OpenCL: Performance of atomics

Wednesday, April 10, 2013

Performance of atomics

Atomics in OpenCL are very useful, but if they are not used carefully, severe performance penalties can appear. Let's create simple OpenCL kernel which does sum of ones utilizing atomics:

kernel void AtomicSum(global int* sum){
    atomic_add(sum,1);
}

Let's try to test this kernel running 1024x1024x128 threads:

int sum=0;
cl::Buffer bufferSum = cl::Buffer(context, CL_MEM_READ_WRITE, 1 * sizeof(float));
queue.enqueueWriteBuffer(bufferSum, CL_TRUE, 0, 1 * sizeof(int), &sum);
cl::Kernel kernel=cl::Kernel(program, "AtomicSum");
kernel.setArg(0,bufferSum);
queue.enqueueNDRangeKernel(kernel, cl::NullRange, cl::NDRange(1024*1024*128), cl::NullRange);
queue.finish();

queue.enqueueReadBuffer(bufferSum,CL_TRUE,0,1 * sizeof(int),&sum);
std::cout << "Sum: " << sum << "\n";

Expected sum is: 134217728.
Our test machine uses OpenCL implementation from AMD. CPU is Intel(R) Core(TM) i5 CPU M 430 @ 2.27GHz, GPU is AMD Mobility Radeon HD 5470. How much time should this code take on CPU and how much on GPU? We usually expect that operations on GPU are much faster than operations on CPU. Are they really faster?
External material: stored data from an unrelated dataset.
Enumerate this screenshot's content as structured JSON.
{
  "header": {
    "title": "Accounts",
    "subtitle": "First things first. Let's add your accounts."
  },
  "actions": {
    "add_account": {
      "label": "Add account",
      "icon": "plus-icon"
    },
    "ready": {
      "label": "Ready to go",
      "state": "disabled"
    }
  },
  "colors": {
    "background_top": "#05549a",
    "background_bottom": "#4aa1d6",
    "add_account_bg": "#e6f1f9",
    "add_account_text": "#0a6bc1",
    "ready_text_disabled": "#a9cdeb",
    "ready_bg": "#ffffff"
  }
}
Our test returned next results:

CPU: 1.809s
GPU: 3.262s

This can be quite unexpected. Is it possible to speed up whole thing? Short answer is yes. OpenCL supports utilization of local memory (on chip) which is much faster than global memory. Let's change previous kernel AtomicSum:

kernel void AtomicSum(global int* sum){
    local int tmpSum[1];
    if(get_local_id(0)==0){
        tmpSum[0]=0;
    }
    barrier(CLK_LOCAL_MEM_FENCE);
    atomic_add(&tmpSum[0],1);
    barrier(CLK_LOCAL_MEM_FENCE);
    if(get_local_id(0)==(get_local_size(0)-1)){
        atomic_add(sum,tmpSum[0]);
    }
}

This kernel does atomic add at level of work groups by utilizing local memory. At the end each work group does atomic add on global memory (last thread). This approach lovers the access to global memory. It looks promising as the results look too:

CPU: 0.815s
GPU: 0.24s

Speedup on GPU is now more that 10x. On CPU is also not so bad. Overall this is quite a nice speedup. Can we do it even faster? Let's assume that atomic operations on local memory have significant costs to. This cost can be lowered by using more local memory, where each thread tries to do atomic add at different memory locations:

kernel void AtomicSum(global int* sum){
    local int tmpSum[4];
    if(get_local_id(0)<4){
        tmpSum[get_local_id(0)]=0;
    }
    barrier(CLK_LOCAL_MEM_FENCE);
    atomic_add(&tmpSum[get_global_id(0)%4],1);
    barrier(CLK_LOCAL_MEM_FENCE);
    if(get_local_id(0)==(get_local_size(0)-1)){
        atomic_add(sum,tmpSum[0]+tmpSum[1]+tmpSum[2]+tmpSum[3]);
    }
}

We got again nice speedup, but it's not four times faster than expected:

CPU: 0.858s
GPU: 0.173s

We found out that atomics cost quite some time. It's recommended to omit atomics on global memory. Atomics at local memory are better but they are always also not the best solution. This applies especially to GPUs, as they can run much more threads in parallel that CPUs. Global atomics on CPUs don't have so big impact on performance. This means that same code can run even faster on CPU than on GPU.